- Странно,- фальшивым голосом сказал Лев,- он хочет явиться Вене.
Все посмотрели на меня. Я сильно покраснел и встал. Это уже было не просто жульничество, а свинство, потому что Лев прекрасно знал, что я боюсь темноты. И все-таки он сказал:
- Погасим свет.-И добавил:-Ты не боишься?
Я не просто боялся, а дрожал как осиновый лист, и мне хотелось со всех ног удрать из столовой. Но это было невозможно, и я удержал себя силой, заставил ноги стоять, а дрожащие губы небрежно выговорить:
- Конечно, нет.
Лев погасил свет, все вышли на цыпочках, и я остался один. Свет уличного фонаря стал виден не сразу, сперва где-то между портьерами. Было очень тихо, только газетчик прокричал на Гоголевской, под нашим балконом: "Экстренный выпуск!" Я стоял помертвев и теперь уже наверное знал, что сейчас портьеры раздвинутся и встанет Петр - в ботфортах, огромный, в шляпе с загнутыми меховыми полями, с белым лицом, на котором страшно чернеют усы. Что-то звякнет, и он шагнет ко мне, глядя прямо перед собой невидящими глазами...
Все вернулись, зажгли свет и стали спрашивать меня - все-таки с беспокойством. Сестра что-то сердито сказала Льву. Он спросил: "Испугался?" Я нарочно хотел засмеяться, чтобы показать, что ничуть. Но дыхание прервалось, и, подойдя к Льву, я изо всех сил закатил ему оплеуху.

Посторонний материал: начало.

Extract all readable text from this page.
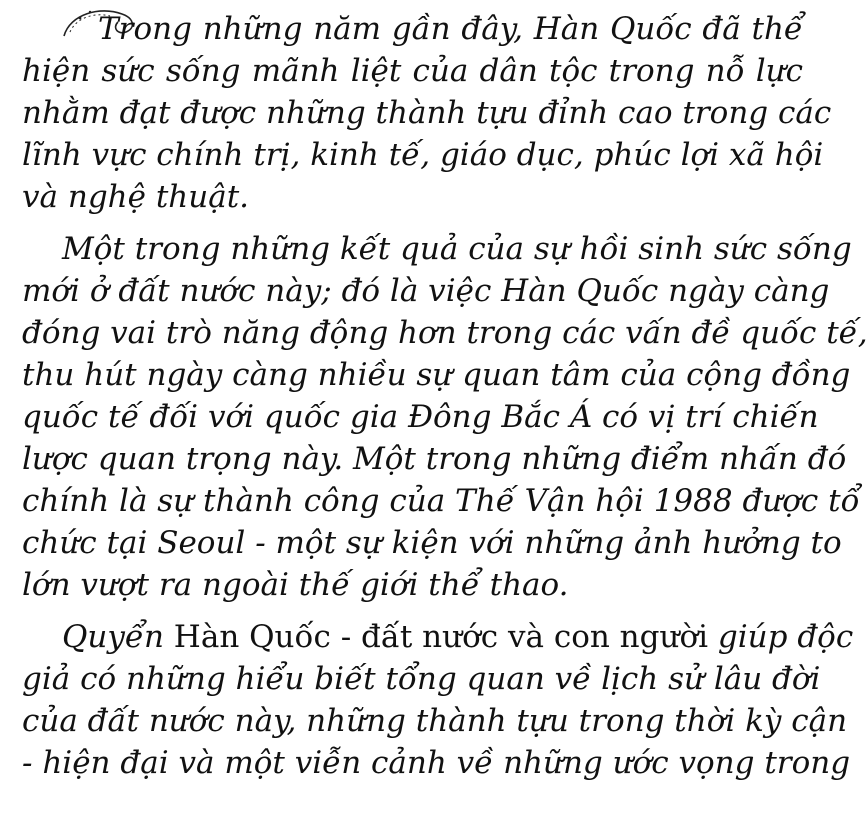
Trong những năm gần đây, Hàn Quốc đã thể
hiện sức sống mãnh liệt của dân tộc trong nỗ lực
nhằm đạt được những thành tựu đỉnh cao trong các
lĩnh vực chính trị, kinh tế, giáo dục, phúc lợi xã hội
và nghệ thuật.
Một trong những kết quả của sự hồi sinh sức sống
mới ở đất nước này; đó là việc Hàn Quốc ngày càng
đóng vai trò năng động hơn trong các vấn đề quốc tế,
thu hút ngày càng nhiều sự quan tâm của cộng đồng
quốc tế đối với quốc gia Đông Bắc Á có vị trí chiến
lược quan trọng này. Một trong những điểm nhấn đó
chính là sự thành công của Thế Vận hội 1988 được tổ
chức tại Seoul - một sự kiện với những ảnh hưởng to
lớn vượt ra ngoài thế giới thể thao.
Quyển Hàn Quốc - đất nước và con người giúp độc
giả có những hiểu biết tổng quan về lịch sử lâu đời
của đất nước này, những thành tựu trong thời kỳ cận
- hiện đại và một viễn cảnh về những ước vọng trong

Это было все равно, как если бы я ударил самого господа бога. С искаженным от ужаса лицом бросился я из столовой и, не зная, куда спрятаться от Льва, который - так мне показалось - сейчас убьет меня, побежал я в переднюю.
Нянька открывала кому-то парадную дверь. Взволнованный отец Кюпар вошел со словами:
- Всеобщая мобилизация, господа. Мы предъявили Австрии ультиматум.
Отцу выдали походный сундучок, флягу, складную койку. На внутренней крышке сундучка за кожаными петлями торчали ложка, вилка с ножом и тарелка. Койка была хорошая, легкая, и мы с Сашей быстро научились собирать и разбирать ее, так что отец пошутил, что следовало бы взять нас с собою. Он все как-то покряхтывал, было видно, что ему не хочется на войну. Он мог остаться, потому что ему было больше пятидесяти лет, но тогда пришлось бы выйти в отставку, а он служил в армии всю жизнь и считал, что нет ничего лучше, чем военная служба.
- Армия, армия, армия - только! - говорил он.
Через два дня он стоял, махая палочкой, перед своей командой на Псковском вокзале. Бабы плакали, и в невообразимом шуме паровозных гудков, громыхания колес, топота ног солдат, вбегающих по доскам в товарные вагоны, веселый марш Преображенского полка был почти не слышен. Солнце поблескивало на медных тарелках, которые часто и звонко ударялись одна о другую. Отец стремительно махал палочкой, и мне было неловко за него, точно он вместе со своей командой притворялся, что не замечает плачущих баб, растерянности, пыли над перроном, всего, что вдруг стало называться войной. В открытой коляске с лакированными пыльными крыльями приехал командир полка Дашкевич-Горбатский. У него тоже были усы, но не острые, как у отца, а как бы распространявшиеся по лицу. Все смотрели, как он ловко соскочил с коляски, подал руку жене, а потом с бравым видом подошел под благословение архиерея. Мне показалось, что и архиерей благословил его как-то лихо. Оркестр умолк. Все снова стали прощаться. Бабы заплакали, закричали. Но эшелон стоял еще долго, часа полтора.